Correspondingly, the expression of the upvalue table index should also be increased:

enum ExpDesc {
     // deleted global variable
     // Global(usize),

     // Added index to upvalue table
     IndexUpField(usize, usize),

The index to the upvalue table here only supports string constants, which is also the scenario for global variables. Although this IndexUpField is added for global variable optimization, it can also be applied to ordinary upvalue table indexes. Therefore, in the function of parsing table indexes, IndexUpField optimization can also be added. The specific code is omitted here.

After defining IndexUpField, the original variable parsing function can be modified:

fn simple_name(&mut self, name: String) -> ExpDesc {
     // Omit the matching of local variables and upvalue, and return directly if they match.

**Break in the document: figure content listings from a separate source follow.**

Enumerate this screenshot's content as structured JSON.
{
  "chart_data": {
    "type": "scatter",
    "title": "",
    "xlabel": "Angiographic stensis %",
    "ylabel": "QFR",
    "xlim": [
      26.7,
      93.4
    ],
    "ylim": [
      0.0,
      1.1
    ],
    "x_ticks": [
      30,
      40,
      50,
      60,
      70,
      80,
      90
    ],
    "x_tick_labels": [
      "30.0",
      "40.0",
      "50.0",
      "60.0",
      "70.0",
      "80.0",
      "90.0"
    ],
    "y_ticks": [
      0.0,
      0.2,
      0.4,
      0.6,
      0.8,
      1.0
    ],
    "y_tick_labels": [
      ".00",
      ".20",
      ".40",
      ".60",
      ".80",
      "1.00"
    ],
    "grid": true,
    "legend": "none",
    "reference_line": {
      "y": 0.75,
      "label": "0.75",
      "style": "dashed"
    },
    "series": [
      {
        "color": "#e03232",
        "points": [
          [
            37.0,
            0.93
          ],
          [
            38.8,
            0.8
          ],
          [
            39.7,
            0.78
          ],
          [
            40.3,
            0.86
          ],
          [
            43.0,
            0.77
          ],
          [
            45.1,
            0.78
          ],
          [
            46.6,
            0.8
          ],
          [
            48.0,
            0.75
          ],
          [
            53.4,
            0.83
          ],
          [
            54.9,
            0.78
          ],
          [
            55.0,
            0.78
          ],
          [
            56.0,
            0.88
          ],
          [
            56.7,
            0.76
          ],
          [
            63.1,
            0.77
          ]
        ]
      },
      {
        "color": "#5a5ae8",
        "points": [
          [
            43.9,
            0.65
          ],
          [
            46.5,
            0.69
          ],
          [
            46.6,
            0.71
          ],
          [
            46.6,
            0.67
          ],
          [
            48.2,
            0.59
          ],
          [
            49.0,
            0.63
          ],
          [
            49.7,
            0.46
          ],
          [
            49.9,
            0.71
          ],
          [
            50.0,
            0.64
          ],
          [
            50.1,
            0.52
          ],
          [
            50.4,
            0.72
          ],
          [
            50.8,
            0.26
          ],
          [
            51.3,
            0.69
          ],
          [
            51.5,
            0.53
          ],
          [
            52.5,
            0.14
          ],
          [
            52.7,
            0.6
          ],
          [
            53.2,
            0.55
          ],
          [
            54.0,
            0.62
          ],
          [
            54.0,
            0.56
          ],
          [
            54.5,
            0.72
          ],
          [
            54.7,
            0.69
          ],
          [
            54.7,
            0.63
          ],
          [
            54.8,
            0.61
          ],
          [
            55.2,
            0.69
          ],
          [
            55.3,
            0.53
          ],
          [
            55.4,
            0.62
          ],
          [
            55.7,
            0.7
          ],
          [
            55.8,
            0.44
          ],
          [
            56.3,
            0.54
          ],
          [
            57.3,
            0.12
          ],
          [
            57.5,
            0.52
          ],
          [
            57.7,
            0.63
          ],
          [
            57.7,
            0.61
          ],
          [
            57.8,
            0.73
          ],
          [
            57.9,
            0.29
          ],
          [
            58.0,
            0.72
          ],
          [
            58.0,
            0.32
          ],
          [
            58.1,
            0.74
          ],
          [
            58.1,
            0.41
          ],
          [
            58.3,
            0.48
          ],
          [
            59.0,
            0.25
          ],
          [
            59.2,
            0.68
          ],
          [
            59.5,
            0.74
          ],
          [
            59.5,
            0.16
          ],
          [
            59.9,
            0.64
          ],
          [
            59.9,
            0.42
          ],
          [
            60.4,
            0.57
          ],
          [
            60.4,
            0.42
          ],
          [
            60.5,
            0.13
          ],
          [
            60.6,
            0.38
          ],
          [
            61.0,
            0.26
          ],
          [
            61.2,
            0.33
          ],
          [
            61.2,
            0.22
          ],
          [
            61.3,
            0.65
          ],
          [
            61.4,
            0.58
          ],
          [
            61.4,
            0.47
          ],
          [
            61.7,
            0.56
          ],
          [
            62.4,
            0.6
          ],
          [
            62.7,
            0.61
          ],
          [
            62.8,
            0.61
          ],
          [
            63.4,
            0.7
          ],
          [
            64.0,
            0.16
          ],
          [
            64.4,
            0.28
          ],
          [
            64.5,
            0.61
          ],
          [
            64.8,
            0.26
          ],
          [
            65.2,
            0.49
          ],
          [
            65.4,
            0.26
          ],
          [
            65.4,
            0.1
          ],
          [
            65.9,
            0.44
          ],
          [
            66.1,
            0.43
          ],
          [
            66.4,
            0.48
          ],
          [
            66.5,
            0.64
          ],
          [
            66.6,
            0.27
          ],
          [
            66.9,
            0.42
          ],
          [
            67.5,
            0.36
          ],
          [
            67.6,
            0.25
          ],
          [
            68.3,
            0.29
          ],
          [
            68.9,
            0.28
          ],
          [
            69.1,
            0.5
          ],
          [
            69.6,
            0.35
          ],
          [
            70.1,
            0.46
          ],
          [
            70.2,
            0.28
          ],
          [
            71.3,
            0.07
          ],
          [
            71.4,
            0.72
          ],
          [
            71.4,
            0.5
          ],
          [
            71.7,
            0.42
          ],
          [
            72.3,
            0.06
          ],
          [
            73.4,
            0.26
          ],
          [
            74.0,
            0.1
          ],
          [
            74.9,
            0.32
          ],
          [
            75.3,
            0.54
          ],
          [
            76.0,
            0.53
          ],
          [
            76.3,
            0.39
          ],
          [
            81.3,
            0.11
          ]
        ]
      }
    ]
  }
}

     // If there is no match,
     // - Previously considered to be a global variable, return ExpDesc::Global(name)
     // - Now transformed into _ENV.name, the code is as follows:
     let iname = self. add_const(name);
     match self. simple_name("_ENV".into()) {
         ExpDesc::Local(i) => ExpDesc::IndexField(i, iname),
         ExpDesc::upvalue(i) => ExpDesc::IndexUpField(i, iname), // new IndexUpField
         _ => panic!("no here"), // because "_ENV" must exist!
     }
}

As before, after a variable fails to match both the local variable and the upvalue, it still uses _ENV as a parameter to recursively call the simple_name() function. But here we know that the result returned by _ENV must be a local variable or an upvalue. In these two cases, ExpDesc::IndexField and ExpDesc::IndexUpField are generated respectively. Then generate the 3 new bytecodes above when reading and writing ExpDesc::IndexUpField.

In this way, it is equivalent to replacing ExpDesc::Global with ExpDesc::IndexUpField. The processing of ExpDesc::Global was deleted before, and now it is added back from ExpDesc::IndexUpField.